Activities were classified into two groups, namely Sedentary and Light Activities (< 4 METs) and Moderate to Vigorous Physical Activities (MVPA) (> 4 METs). Typical activities in the Sedentary and Light category were watching TV, board and computer games, studying and extra curricular classes (e.g. music, language), etc. The MVPA category included activities such as walking, bicycling, rhythmic-gymnastics, dancing, basketball, soccer, athletics, tennis, swimming, running up and down, jumping rope and general participation in active outdoors games. Given the age group, MVPA was defined as continuous vigorous activity causing sweating and heavy breathing for periods longer than 15 minutes, but with occasional breaks in intensity, rather than the strict aerobic definition of 20 continuous minutes appropriate for adults.
Cardiorespiratory fitness assessment
Cardiorespiratory fitness was estimated indirectly according to children's performance on the Endurance 20 m shuttle Run Test (ERT). The ERT is a field test included in the European battery of physical fitness tests and is recommended by the Committee of Experts on Sports Research for the assessment of cardiorespiratory fitness in school children . During this test, subjects start running at a speed of 8.5 Km/h and speed is increased at various stages. The subjects move between two lines at a distance of 20 m apart, reversing direction and continuing backwards and forwards in accordance with a pace dictated by a sound signal on an audio tape, which gets progressively faster (0,5 Km/h every minute). Each stage of the test is made up of several shuttle runs, but the actual score of the subject is the last half stage fully completed before they drop out (the stages are 0.0, 0.5, 1.0, 1.5, 2.0 etc). In our study, the number of shuttle runs that each child completed was estimated and referred as ERT score. The higher the ERT score the better the cardiovascular function. The ERT is recommended for large groups of children since it is reliable, valid, non-invasive and requires limited facilities .

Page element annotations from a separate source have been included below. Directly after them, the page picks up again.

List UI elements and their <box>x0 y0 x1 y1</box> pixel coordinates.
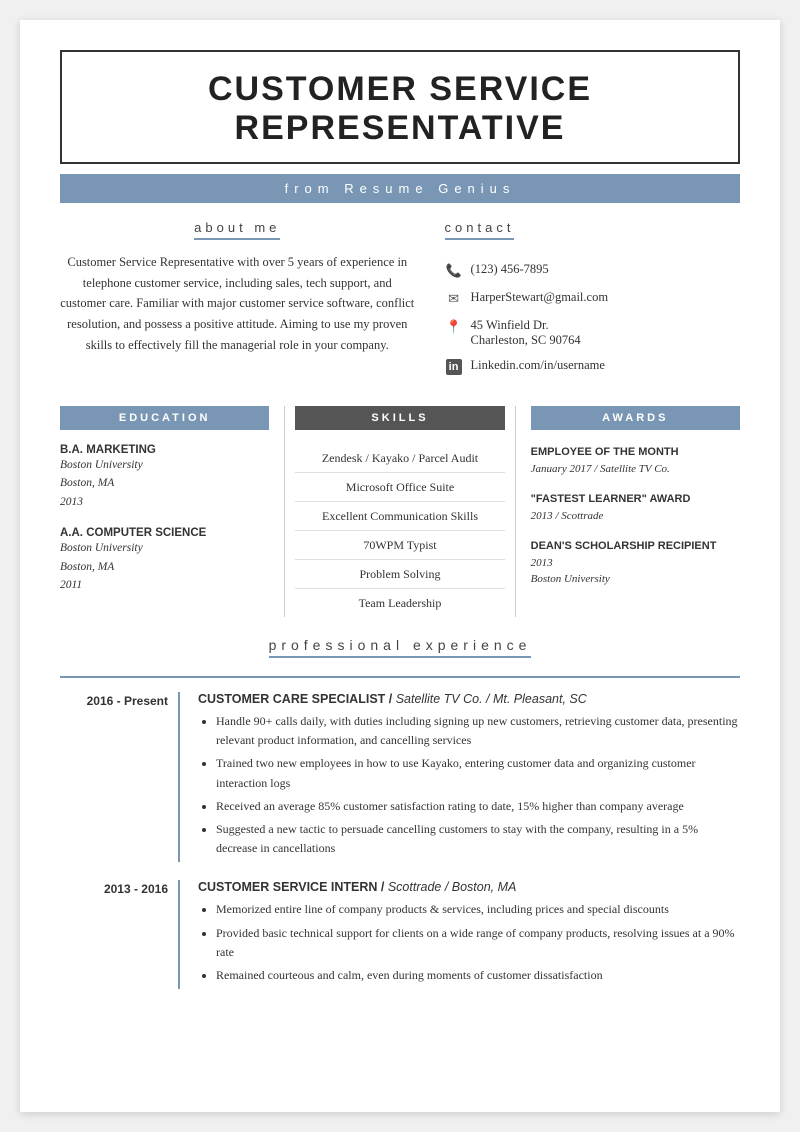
main-title: CUSTOMER SERVICE REPRESENTATIVE <box>82 70 718 148</box>
location-icon: 📍 <box>445 318 463 336</box>
award-title-3: DEAN'S SCHOLARSHIP RECIPIENT <box>531 538 740 555</box>
education-column: EDUCATION B.A. MARKETING Boston Universi… <box>60 406 284 617</box>
list-item: Remained courteous and calm, even during… <box>216 966 740 985</box>
skill-4: 70WPM Typist <box>295 531 504 560</box>
contact-heading: contact <box>445 220 515 240</box>
contact-linkedin: in Linkedin.com/in/username <box>445 358 740 376</box>
list-item: Trained two new employees in how to use … <box>216 754 740 792</box>
education-heading: EDUCATION <box>60 406 269 430</box>
award-title-2: "FASTEST LEARNER" AWARD <box>531 491 740 508</box>
subtitle-bar: from Resume Genius <box>60 174 740 203</box>
award-2: "FASTEST LEARNER" AWARD 2013 / Scottrade <box>531 491 740 524</box>
awards-column: AWARDS EMPLOYEE OF THE MONTH January 201… <box>516 406 740 617</box>
contact-phone: 📞 (123) 456-7895 <box>445 262 740 280</box>
prof-exp-heading: professional experience <box>269 637 532 658</box>
email-icon: ✉ <box>445 290 463 308</box>
list-item: Handle 90+ calls daily, with duties incl… <box>216 712 740 750</box>
skill-5: Problem Solving <box>295 560 504 589</box>
edu-entry-1: B.A. MARKETING Boston UniversityBoston, … <box>60 444 269 511</box>
skills-column: SKILLS Zendesk / Kayako / Parcel Audit M… <box>284 406 515 617</box>
exp-divider <box>60 676 740 678</box>
contact-email: ✉ HarperStewart@gmail.com <box>445 290 740 308</box>
job-2: 2013 - 2016 CUSTOMER SERVICE INTERN / Sc… <box>60 880 740 989</box>
header-box: CUSTOMER SERVICE REPRESENTATIVE <box>60 50 740 164</box>
contact-list: 📞 (123) 456-7895 ✉ HarperStewart@gmail.c… <box>445 262 740 376</box>
list-item: Suggested a new tactic to persuade cance… <box>216 820 740 858</box>
three-column-section: EDUCATION B.A. MARKETING Boston Universi… <box>60 406 740 617</box>
edu-school-2: Boston UniversityBoston, MA2011 <box>60 539 269 594</box>
job-2-content: CUSTOMER SERVICE INTERN / Scottrade / Bo… <box>180 880 740 989</box>
phone-number: (123) 456-7895 <box>471 262 549 277</box>
job-2-date: 2013 - 2016 <box>60 880 180 989</box>
award-3: DEAN'S SCHOLARSHIP RECIPIENT 2013 Boston… <box>531 538 740 588</box>
top-section: about me Customer Service Representative… <box>60 219 740 386</box>
list-item: Provided basic technical support for cli… <box>216 924 740 962</box>
award-detail-2: 2013 / Scottrade <box>531 508 740 525</box>
linkedin-icon: in <box>445 358 463 376</box>
edu-degree-2: A.A. COMPUTER SCIENCE <box>60 527 269 539</box>
edu-degree-1: B.A. MARKETING <box>60 444 269 456</box>
job-1-title: CUSTOMER CARE SPECIALIST / Satellite TV … <box>198 692 740 706</box>
about-heading: about me <box>194 220 280 240</box>
about-text: Customer Service Representative with ove… <box>60 252 415 355</box>
prof-exp-header: professional experience <box>60 637 740 670</box>
skill-3: Excellent Communication Skills <box>295 502 504 531</box>
job-2-bullets: Memorized entire line of company product… <box>198 900 740 985</box>
contact-address: 📍 45 Winfield Dr. Charleston, SC 90764 <box>445 318 740 348</box>
address-text: 45 Winfield Dr. Charleston, SC 90764 <box>471 318 581 348</box>
skill-2: Microsoft Office Suite <box>295 473 504 502</box>
job-1: 2016 - Present CUSTOMER CARE SPECIALIST … <box>60 692 740 862</box>
about-column: about me Customer Service Representative… <box>60 219 415 386</box>
awards-heading: AWARDS <box>531 406 740 430</box>
linkedin-url: Linkedin.com/in/username <box>471 358 605 373</box>
resume-page: CUSTOMER SERVICE REPRESENTATIVE from Res… <box>20 20 780 1112</box>
list-item: Memorized entire line of company product… <box>216 900 740 919</box>
edu-entry-2: A.A. COMPUTER SCIENCE Boston UniversityB… <box>60 527 269 594</box>
skill-6: Team Leadership <box>295 589 504 617</box>
phone-icon: 📞 <box>445 262 463 280</box>
award-detail-3: 2013 Boston University <box>531 555 740 588</box>
list-item: Received an average 85% customer satisfa… <box>216 797 740 816</box>
contact-column: contact 📞 (123) 456-7895 ✉ HarperStewart… <box>445 219 740 386</box>
skill-1: Zendesk / Kayako / Parcel Audit <box>295 444 504 473</box>
edu-school-1: Boston UniversityBoston, MA2013 <box>60 456 269 511</box>
email-address: HarperStewart@gmail.com <box>471 290 609 305</box>
award-title-1: EMPLOYEE OF THE MONTH <box>531 444 740 461</box>
award-detail-1: January 2017 / Satellite TV Co. <box>531 461 740 478</box>
job-1-bullets: Handle 90+ calls daily, with duties incl… <box>198 712 740 858</box>
award-1: EMPLOYEE OF THE MONTH January 2017 / Sat… <box>531 444 740 477</box>
job-1-content: CUSTOMER CARE SPECIALIST / Satellite TV … <box>180 692 740 862</box>
job-2-title: CUSTOMER SERVICE INTERN / Scottrade / Bo… <box>198 880 740 894</box>
skills-heading: SKILLS <box>295 406 504 430</box>
job-1-date: 2016 - Present <box>60 692 180 862</box>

Descriptive statistics of continuous variables are expressed as the mean ± Standard Deviation (SD). At first, univariate linear regression analysis was performed in order to determine variables related to BMI. Only variables with significant association were used to subsequent analysis. All variables followed a normal distribution with the exception of BMI, HDL-C, LDL-C, TG, energy and fat intake, which were transformed using the natural logarithm before further analysis.
The chi-square test was used to compare prevalence and percentages between SES groups for both sexes. Differences between low and middle/ high SES children in relation to physiological and behavioral indices were determined using the Independent Sample T-test. All analyses were conducted using the SPSS 10.0 statistical software package for Windows. In all analyses a 5% significance level was used.